Los delincuentes fiscales son la aristocracia criminal del país: en comparación con la morralla que es carne de prisión, salen ganando porque tienen el mismo tiempo tasado que todo el mundo, pero muchísimo más dinero. Para ellos, pagar dinero es un simple revés contable; pagar tiempo, una tragedia reservada a la clase baja delincuencial.

La justicia perdona, pues, a Juan Carlos. Quienes no le perdonamos somos nosotros. ¿Que quienes somos nosotros? ¡Quiénes vamos a ser sino los humillados, los ofendidos, los confiados, los engañados! Los pardillos de antaño somos los justicieros de hogaño.
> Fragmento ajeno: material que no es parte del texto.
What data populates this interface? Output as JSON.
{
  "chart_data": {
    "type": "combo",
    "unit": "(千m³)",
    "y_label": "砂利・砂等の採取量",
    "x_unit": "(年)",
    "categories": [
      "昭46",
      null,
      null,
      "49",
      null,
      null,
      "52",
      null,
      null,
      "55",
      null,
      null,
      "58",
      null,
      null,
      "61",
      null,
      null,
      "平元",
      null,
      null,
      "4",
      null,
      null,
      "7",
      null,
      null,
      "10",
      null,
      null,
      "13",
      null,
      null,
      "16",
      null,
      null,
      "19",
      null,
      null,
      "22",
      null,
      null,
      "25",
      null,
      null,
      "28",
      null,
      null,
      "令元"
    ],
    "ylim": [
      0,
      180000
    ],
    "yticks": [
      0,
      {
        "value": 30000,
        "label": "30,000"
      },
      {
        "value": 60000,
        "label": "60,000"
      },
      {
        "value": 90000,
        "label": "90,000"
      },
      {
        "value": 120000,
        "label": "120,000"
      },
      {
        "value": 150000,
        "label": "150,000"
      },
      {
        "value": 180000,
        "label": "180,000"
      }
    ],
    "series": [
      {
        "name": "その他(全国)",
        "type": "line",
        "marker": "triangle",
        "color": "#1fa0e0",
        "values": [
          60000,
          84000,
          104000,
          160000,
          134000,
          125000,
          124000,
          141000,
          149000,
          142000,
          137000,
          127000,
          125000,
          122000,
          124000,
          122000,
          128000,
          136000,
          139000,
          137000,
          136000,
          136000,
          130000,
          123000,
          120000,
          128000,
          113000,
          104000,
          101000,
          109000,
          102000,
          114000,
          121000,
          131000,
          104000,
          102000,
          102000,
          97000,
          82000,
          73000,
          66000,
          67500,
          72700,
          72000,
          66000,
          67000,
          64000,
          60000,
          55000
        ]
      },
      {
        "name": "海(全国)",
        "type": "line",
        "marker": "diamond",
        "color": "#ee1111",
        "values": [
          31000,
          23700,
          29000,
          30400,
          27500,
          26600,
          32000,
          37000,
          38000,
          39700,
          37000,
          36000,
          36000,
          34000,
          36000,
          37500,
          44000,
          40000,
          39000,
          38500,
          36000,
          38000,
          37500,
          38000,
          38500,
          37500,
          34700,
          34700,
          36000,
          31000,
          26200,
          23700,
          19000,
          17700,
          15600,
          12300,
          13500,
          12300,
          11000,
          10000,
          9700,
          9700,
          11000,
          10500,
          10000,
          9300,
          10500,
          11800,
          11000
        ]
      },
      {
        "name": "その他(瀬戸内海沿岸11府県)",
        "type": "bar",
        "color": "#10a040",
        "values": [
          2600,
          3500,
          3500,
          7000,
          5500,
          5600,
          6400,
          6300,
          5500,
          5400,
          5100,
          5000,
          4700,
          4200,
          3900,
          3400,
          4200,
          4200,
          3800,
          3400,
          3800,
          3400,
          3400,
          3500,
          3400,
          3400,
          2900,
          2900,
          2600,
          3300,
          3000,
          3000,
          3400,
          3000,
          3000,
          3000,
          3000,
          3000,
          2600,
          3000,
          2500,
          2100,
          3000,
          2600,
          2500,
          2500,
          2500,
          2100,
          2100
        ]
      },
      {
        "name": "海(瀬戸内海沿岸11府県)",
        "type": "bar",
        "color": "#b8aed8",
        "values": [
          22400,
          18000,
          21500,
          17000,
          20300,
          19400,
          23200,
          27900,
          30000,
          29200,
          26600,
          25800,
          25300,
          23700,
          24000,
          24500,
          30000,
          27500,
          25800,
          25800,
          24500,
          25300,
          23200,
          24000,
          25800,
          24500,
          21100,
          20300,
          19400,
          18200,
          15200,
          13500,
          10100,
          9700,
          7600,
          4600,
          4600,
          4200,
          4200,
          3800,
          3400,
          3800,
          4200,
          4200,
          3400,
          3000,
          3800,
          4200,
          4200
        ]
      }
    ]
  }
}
Somos, como diría John Huston, ‘Los que no perdonan’.

El que creíamos primer Borbón que nos había salido bueno en 300 años ha resultado ser un fraude. Su conducta personal no anula su hoja de servicios a la patria, pero la mancha irremisiblemente. Tras haber desactivado con éxito a Franco en 1975 y a Tejero en 1981, su último servicio como ex jefe del Estado sería desactivarse a sí mismo.

Ya quedó escrito que la juventud suele ser más bien republicana, pero la nuestra fue monárquica porque tuvimos un rey con hechuras más republicanas que propiamente monárquicas. Sabíamos que fornicaba como un Borbón, pero creíamos que reinaba como un santo. 

Permanecer hasta su muerte alejado de su patria y escondido bajo las faldas de algún sátrapa oriental no parece que él mismo lo considere una opción. Volver a casa sí lo es para él, pero no para nosotros. Ni puede serlo tampoco para su hijo el rey de España ni para el propio Estado.

Nadie sabría muy bien dónde alojarlo; en realidad, dónde esconderlo. En La Zarzuela no podría ser. Ni en ningún otro palacio o residencia del patrimonio nacional.

Descartada la fuga y desaconsejada la vuelta, solo queda la muerte, el suicidio patriótico, quitarse por su propia mano, como hacían los grandes hombres del pasado cuando perdían el honor. Cuando se es un patricio y se ha disfrutado largamente de los privilegios de serlo, nobleza obliga.

Si Juan Carlos es creyente, Dios encontrará la manera de perdonarlo; si no lo es, al menos habrá conseguido la absolución parcial de quienes en el pasado se lo perdonábamos todo. Solo una muerte patricia puede redimir a Juan Carlos de su codicia y blanquear, siquiera pálidamente, los manchurrones de grasa con que ha mancillado su brillante expediente político.